My Community Group is an amazing group of people. We get together every Tuesday night and attempt to share our lives together. We eat great food, laugh, pray, cry and talk about Jesus. It's pretty amazing. We also, from time to time, serve together. I'm not talking about easy serving - like passing out bulletins at church or picking up the donuts. I'm talking about serving outside of our comfort zone. The kind of serving that makes me feel very privileged and very selfish. It reminds me that I am more often haughty than humble. It's good for me.
This year we've been working with a lady in a neighborhood not too far from our church. It's been going ok. We helped her do some gardening and some of the ladies from our group have been in contact with her on a close to weekly basis. She was having some of her grandkids come live with her so today we were supposed to go over and help her paint the interior of her house. On Friday eveing, after all the paint supplies had been bought and the plan laid she called and said that she had to cancel. She had found another group of people that were able to do much more remodeling to her home - rip out walls, etc... I'd say we were bummed or disppointed but that wouldn't be honest. We were angry and discouraged. We felt used and lied to. It was a tough Friday night, especially for our group captain who had done all the careful planning.
On Saturday morning I had coffee with a dear friend. I was venting about the situation and trying to process how to work through all these emotions and frustrations with our group. I said "I guess we just don't know what God is doing in her (the canceler's) life." And my friend said to me: "Or in yours." Ouch, Straight to the heart. She was right. I still contend that this woman we had been trying to help, partner with, and serve had been dishonest with us. It wasn't kind what she did, but God was working in me, too. Why was I serving? Why did everything need to go exactly as planned? Was I leaving room for the Holy Spirit to work in our group and in my heart? Not so much.

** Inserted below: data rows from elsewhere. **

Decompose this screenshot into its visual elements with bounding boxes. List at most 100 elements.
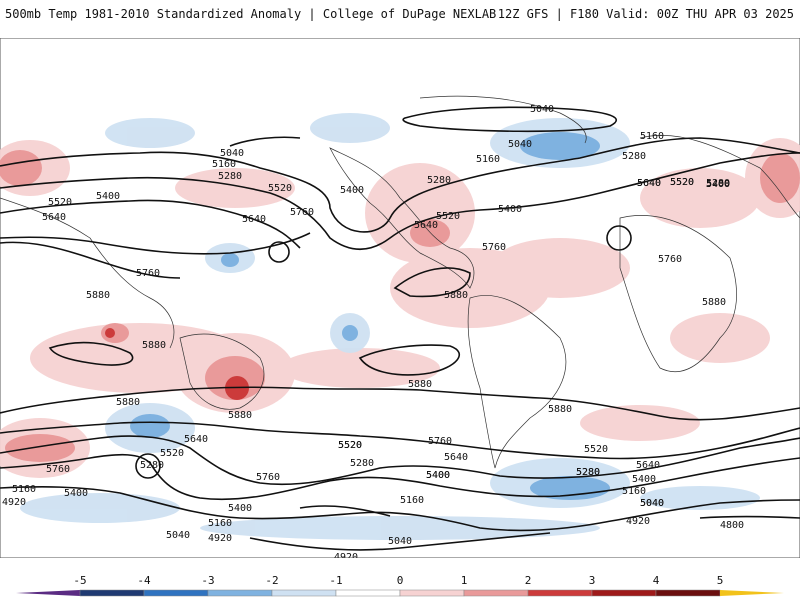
- warm-anomaly-shading: [0, 138, 800, 478]
- contour-label: 5400: [706, 179, 730, 190]
- contour-label: 5280: [350, 458, 374, 469]
- contour-label: 5040: [530, 104, 554, 115]
- contour-label: 5160: [622, 486, 646, 497]
- height-contours: [0, 106, 800, 551]
- contour-label: 5160: [212, 159, 236, 170]
- contour-label: 5040: [640, 498, 664, 509]
- contour-label: 5880: [444, 290, 468, 301]
- contour-label: 5040: [640, 498, 664, 509]
- contour-label: 5040: [220, 148, 244, 159]
- contour-label: 5880: [86, 290, 110, 301]
- contour-label: 5160: [476, 154, 500, 165]
- colorbar-tick-label: -4: [137, 574, 151, 587]
- colorbar-segment: [463, 589, 529, 597]
- contour-label: 5520: [338, 440, 362, 451]
- contour-label: 5520: [670, 177, 694, 188]
- colorbar-segment: [655, 589, 721, 597]
- colorbar-max-arrow: [720, 590, 784, 596]
- colorbar-tick-label: 3: [589, 574, 596, 587]
- colorbar-tick-label: 4: [653, 574, 660, 587]
- colorbar-tick-label: 0: [397, 574, 404, 587]
- colorbar-segment: [399, 589, 465, 597]
- contour-label: 5640: [184, 434, 208, 445]
- contour-label: 5520: [160, 448, 184, 459]
- contour-label: 5040: [166, 530, 190, 541]
- contour-label: 5280: [427, 175, 451, 186]
- model-run-info: 12Z GFS | F180 Valid: 00Z THU APR 03 202…: [497, 7, 794, 21]
- contour-label: 5280: [576, 467, 600, 478]
- coastlines: [0, 95, 800, 469]
- contour-label: 5160: [640, 131, 664, 142]
- map-title: 500mb Temp 1981-2010 Standardized Anomal…: [5, 7, 497, 21]
- colorbar-tick-label: -1: [329, 574, 342, 587]
- contour-label: 5280: [218, 171, 242, 182]
- colorbar-segment: [143, 589, 209, 597]
- contour-label: 5520: [584, 444, 608, 455]
- contour-label: 5040: [388, 536, 412, 547]
- colorbar-tick-labels: -5 -4 -3 -2 -1 0 1 2 3 4 5: [73, 574, 723, 587]
- colorbar-tick-label: -3: [201, 574, 214, 587]
- contour-label: 5400: [498, 204, 522, 215]
- contour-label: 5880: [548, 404, 572, 415]
- colorbar-tick-label: -5: [73, 574, 86, 587]
- contour-label: 5160: [400, 495, 424, 506]
- contour-label: 5760: [256, 472, 280, 483]
- anomaly-colorbar: -5 -4 -3 -2 -1 0 1 2 3 4 5: [16, 574, 784, 597]
- contour-label: 5520: [268, 183, 292, 194]
- contour-label: 5760: [136, 268, 160, 279]
- contour-label: 5280: [576, 467, 600, 478]
- contour-label: 5280: [140, 460, 164, 471]
- contour-label: 5760: [658, 254, 682, 265]
- contour-label: 5400: [706, 179, 730, 190]
- colorbar-segment: [207, 589, 273, 597]
- contour-label: 5400: [426, 470, 450, 481]
- contour-label: 5640: [637, 178, 661, 189]
- strong-warm-anomaly-shading: [0, 150, 800, 462]
- contour-label: 5520: [436, 211, 460, 222]
- contour-label: 5880: [702, 297, 726, 308]
- map-header: 500mb Temp 1981-2010 Standardized Anomal…: [0, 0, 800, 28]
- contour-label: 4920: [626, 516, 650, 527]
- contour-label: 4920: [2, 497, 26, 508]
- colorbar-tick-label: 2: [525, 574, 532, 587]
- contour-label: 5760: [46, 464, 70, 475]
- contour-label: 5760: [290, 207, 314, 218]
- contour-label: 5640: [444, 452, 468, 463]
- contour-label: 5640: [414, 220, 438, 231]
- contour-label: 5280: [706, 178, 730, 189]
- contour-label: 5880: [116, 397, 140, 408]
- colorbar-segments: [16, 589, 784, 597]
- contour-label: 5760: [428, 436, 452, 447]
- strong-cold-anomaly-shading: [130, 132, 610, 500]
- contour-label: 5160: [12, 484, 36, 495]
- colorbar-segment: [79, 589, 145, 597]
- colorbar-segment: [591, 589, 657, 597]
- contour-label: 5640: [637, 178, 661, 189]
- colorbar-tick-label: 1: [461, 574, 468, 587]
- contour-label: 5520: [338, 440, 362, 451]
- contour-label: 5280: [622, 151, 646, 162]
- contour-label: 5880: [228, 410, 252, 421]
- colorbar-tick-label: -2: [265, 574, 278, 587]
- contour-label: 5400: [64, 488, 88, 499]
- contour-label: 5640: [636, 460, 660, 471]
- contour-label: 5400: [632, 474, 656, 485]
- colorbar-segment: [527, 589, 593, 597]
- contour-label: 5880: [408, 379, 432, 390]
- colorbar-tick-label: 5: [717, 574, 724, 587]
- contour-labels: 5040 5040 5160 5280 5160 5280 5040 5160 …: [2, 104, 744, 558]
- contour-label: 5640: [242, 214, 266, 225]
- anomaly-map: 5040 5040 5160 5280 5160 5280 5040 5160 …: [0, 38, 800, 558]
- contour-label: 5760: [482, 242, 506, 253]
- contour-label: 5160: [208, 518, 232, 529]
- contour-label: 4920: [208, 533, 232, 544]
- contour-label: 4920: [334, 552, 358, 558]
- contour-label: 4800: [720, 520, 744, 531]
- contour-label: 5520: [670, 177, 694, 188]
- colorbar-segment: [271, 589, 337, 597]
- contour-label: 5520: [48, 197, 72, 208]
- contour-label: 5640: [42, 212, 66, 223]
- contour-label: 5400: [340, 185, 364, 196]
- colorbar-min-arrow: [16, 590, 80, 596]
- contour-label: 5400: [96, 191, 120, 202]
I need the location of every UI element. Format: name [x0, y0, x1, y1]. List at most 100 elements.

Then on Saturday afternoon another one of our group member's called me. She had an idea. There was a family that she knew that were having a hard time. We'll call them John and Susie. They had to move out of their home by Sunday. She thought maybe they could use a hand. I said go for it. See if we can do something. When my friend talked to John he nearly cried. They were losing their home and they had no one to help them load the truck. Their kids had been sick all week and nothing was packed. They were desperate.
Sunday morning our group met for breakfast before we started our service day and one of the guys said "blessed are the flexible for they shall not break." Even though our carefully laid plans has been canceled, they had served their purpose. We were ten people with an entire Sunday morning free, three empty trucks and four pots of coffee. We were ready to go.
This afternoon as I watched my commuity group clean a dirty kitchen, fold mounds of laundry, load truck load after truck load of boxes and do it all while with laughter and a generous spirit. I was so proud. I remembered that God works in his own ways. We don't often get to see the big pitcure, but he always does. Today I learned that if we are willing to be his hands to our neighbors then he won't let our energy go to waste. I learned that serving isn't about a well planned work day, it's about partnering with God on the things he puts in our path.